お昼休み、向かいに座る白石さんが私のお弁当箱を覗き込む。

「そうですか? 昨日の残り物が大半なんだけどね」

「生田さん、お料理まで出来るなんて反則です!」

何が反則なんだから分からないが。まあ、いい。
彼女とは平穏な関係が築けている。

なぜなら。最近、イケメンでエリートのハイスペック彼氏ができたらしく、彼女の機嫌はすこぶるいい。

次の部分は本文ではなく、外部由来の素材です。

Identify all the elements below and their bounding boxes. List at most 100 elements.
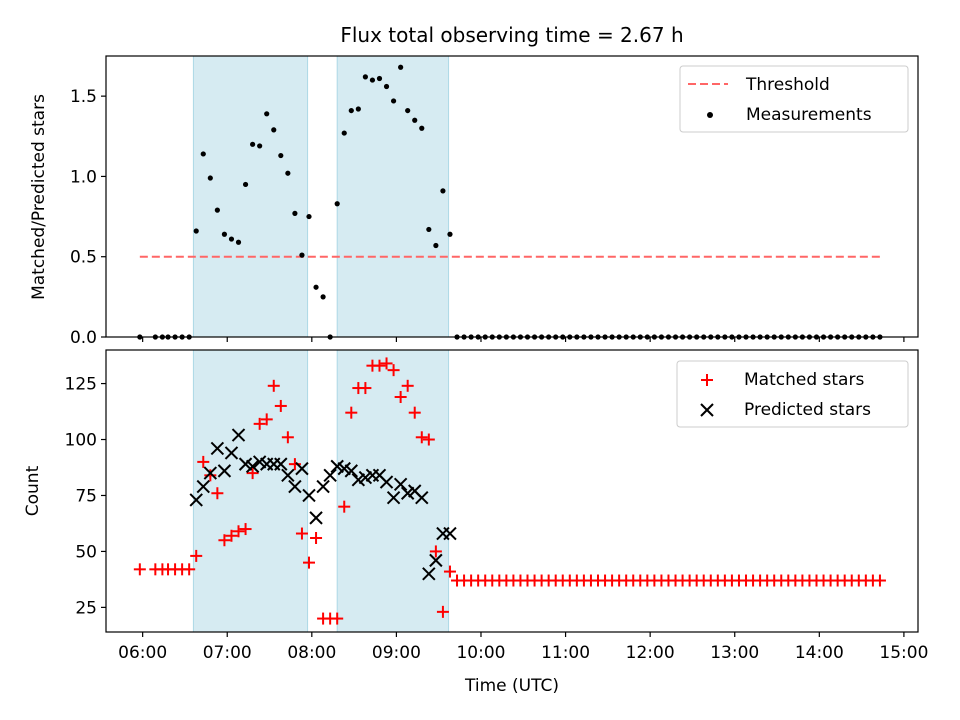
measurement-point bbox=[440, 188, 446, 194]
matched-star-point bbox=[204, 469, 217, 482]
matched-star-point bbox=[295, 527, 308, 540]
x-tick-label: 14:00 bbox=[795, 643, 844, 663]
measurement-point bbox=[228, 236, 235, 242]
shaded-interval bbox=[336, 349, 450, 633]
top-y-tick-label: 0.0 bbox=[70, 328, 97, 348]
predicted-star-point bbox=[274, 457, 288, 471]
predicted-star-point bbox=[309, 511, 323, 525]
measurement-point bbox=[214, 207, 220, 213]
predicted-star-point bbox=[422, 567, 436, 581]
measurement-point bbox=[419, 125, 425, 131]
matched-star-point bbox=[443, 565, 456, 578]
measurement-point bbox=[250, 141, 256, 147]
x-tick-label: 09:00 bbox=[372, 643, 421, 663]
matched-star-point bbox=[281, 431, 294, 444]
predicted-star-point bbox=[316, 479, 330, 494]
measurement-point bbox=[235, 239, 242, 245]
measurement-point bbox=[433, 242, 439, 249]
matched-star-point bbox=[183, 563, 196, 576]
measurement-point bbox=[292, 210, 298, 216]
matched-star-point bbox=[133, 563, 146, 576]
predicted-star-point bbox=[288, 479, 302, 494]
matched-star-point bbox=[401, 379, 414, 392]
matched-star-point bbox=[338, 500, 351, 513]
shaded-interval bbox=[192, 55, 309, 338]
top-legend-box bbox=[679, 65, 909, 133]
measurement-point bbox=[306, 213, 312, 220]
matched-star-point bbox=[873, 574, 886, 587]
predicted-star-point bbox=[224, 446, 239, 460]
matched-star-point bbox=[429, 545, 442, 558]
matched-star-point bbox=[274, 399, 287, 412]
matched-star-point bbox=[310, 532, 323, 544]
predicted-star-point bbox=[429, 553, 443, 568]
bottom-y-tick-label: 100 bbox=[65, 431, 97, 451]
measurement-point bbox=[221, 231, 228, 237]
top-shaded-regions bbox=[192, 55, 450, 338]
bottom-x-ticks: 06:00 07:00 08:00 09:00 10:00 11:00 12:00 13:00… bbox=[118, 632, 928, 663]
bottom-shaded-regions bbox=[192, 349, 450, 633]
bottom-panel: 06:00 07:00 08:00 09:00 10:00 11:00 12:00 13:00… bbox=[23, 349, 928, 696]
matched-star-point bbox=[387, 364, 400, 377]
predicted-star-point bbox=[386, 491, 401, 505]
predicted-star-point bbox=[379, 475, 394, 489]
matched-star-point bbox=[225, 529, 238, 542]
legend-threshold-label: Threshold bbox=[745, 75, 830, 95]
top-y-tick-label: 1.0 bbox=[70, 167, 97, 187]
matched-star-point bbox=[408, 406, 421, 419]
measurement-point bbox=[376, 75, 383, 82]
top-plot-frame bbox=[105, 55, 919, 338]
bottom-y-tick-label: 25 bbox=[75, 598, 97, 618]
measurement-point bbox=[299, 252, 305, 258]
top-x-ticks bbox=[142, 337, 905, 342]
bottom-plot-frame bbox=[105, 349, 919, 633]
matched-star-point bbox=[359, 382, 372, 395]
matched-star-point bbox=[415, 431, 428, 444]
predicted-star-point bbox=[344, 464, 358, 478]
matched-star-point bbox=[436, 605, 449, 618]
predicted-star-point bbox=[203, 466, 218, 480]
measurement-point bbox=[271, 127, 277, 133]
x-tick-label: 06:00 bbox=[118, 643, 167, 663]
shaded-interval bbox=[192, 349, 309, 633]
measurement-point bbox=[383, 83, 390, 90]
predicted-star-point bbox=[210, 441, 225, 456]
matched-star-point bbox=[260, 413, 273, 426]
bottom-legend: Matched stars Predicted stars bbox=[676, 360, 909, 428]
top-y-ticks: 0.0 0.5 1.0 1.5 bbox=[70, 87, 106, 348]
legend-matched-swatch bbox=[701, 374, 713, 386]
measurement-point bbox=[369, 77, 376, 83]
matched-stars-points bbox=[133, 357, 886, 625]
predicted-star-point bbox=[245, 459, 260, 474]
legend-predicted-label: Predicted stars bbox=[744, 400, 871, 420]
x-tick-label: 11:00 bbox=[541, 643, 590, 663]
matched-star-point bbox=[232, 525, 245, 538]
measurement-point bbox=[348, 107, 354, 114]
matched-star-point bbox=[288, 458, 301, 471]
matched-star-point bbox=[190, 549, 203, 562]
chart-title: Flux total observing time = 2.67 h bbox=[340, 23, 683, 47]
x-axis-label: Time (UTC) bbox=[464, 676, 559, 696]
predicted-stars-points bbox=[189, 428, 457, 581]
bottom-y-tick-label: 75 bbox=[75, 486, 97, 506]
x-tick-label: 07:00 bbox=[203, 643, 252, 663]
measurement-point bbox=[447, 231, 453, 237]
bottom-y-axis-label: Count bbox=[23, 465, 43, 516]
bottom-y-tick-label: 50 bbox=[75, 542, 97, 562]
measurement-point bbox=[313, 284, 319, 290]
measurement-point bbox=[405, 107, 411, 114]
predicted-star-point bbox=[443, 526, 457, 541]
predicted-star-point bbox=[281, 468, 295, 483]
top-panel: 0.0 0.5 1.0 1.5 Matched/Predicted stars Thr… bbox=[29, 55, 919, 348]
x-tick-label: 08:00 bbox=[287, 643, 336, 663]
measurement-point bbox=[285, 170, 291, 176]
legend-measurements-swatch bbox=[707, 112, 713, 118]
top-legend: Threshold Measurements bbox=[679, 65, 909, 133]
predicted-star-point bbox=[231, 428, 246, 442]
matched-star-point bbox=[422, 433, 435, 446]
matched-star-point bbox=[218, 534, 231, 547]
measurement-point bbox=[200, 151, 206, 157]
measurement-point bbox=[362, 74, 368, 80]
measurement-point bbox=[426, 226, 432, 233]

――銀行員なんて、面白味ないし。やっぱり広告代理店ですよね!

それもあまり意味が分からないが、とりあえず笑顔を向けておいた。


それから、もう一人――。

「――生田さん」

支店内の廊下で、ばったりと立科さんに出くわす。

げっ――。

と心の中で言ってしまうのは、もう条件反射のようなものだ。
でも、ここ最近、立科さんが近付いてくることはなかったのだけど。

木村が『立科とは話を付けて来た』と言った日から、立科さんが私に声を掛けて来たのは初めてのことかもしれない。

思わず身を引く。

「そんなに警戒しないでくださいよ。もう、あなたにちょっかい出したりしませんから」

立科さんが、苦笑した。

この人には、私の本性をばらしたのだった。
思わず、作り笑いをしようとしてやめる。
そんなの、無駄だ。

「木村の奴が、とんでもないこと言い出して」

「え?」

話をつけて来た、って、どう話しをつけて来たのか疑問ではあったところだ。

「アイツ。父親を持ち出して来て。『おまえが支店内の派遣社員にセクハラしてるって言てやる。そのまま人事に情報が流れるぞ』って。小学生のチクリかって。でも、銀行ってところはお堅い職場だから。単なる噂でさえ命とりだ。それで、しぶしぶ引っ込んだってわけです」

それが分かっていながら、立科さんは私に対してあんな強引な口説き方をしていたのか。
心底呆れてしまう。やっぱりこの人、どこか残念人だ。

それにしても、木村も木村だ。そんな幼稚な話のつけ方をしたなんて。

思わず笑ってしまう。

「――でも、結局。あいつも生田さんのことを、好きですよね?」

立科さんが、私を探るような目でちらりと視線を寄こす。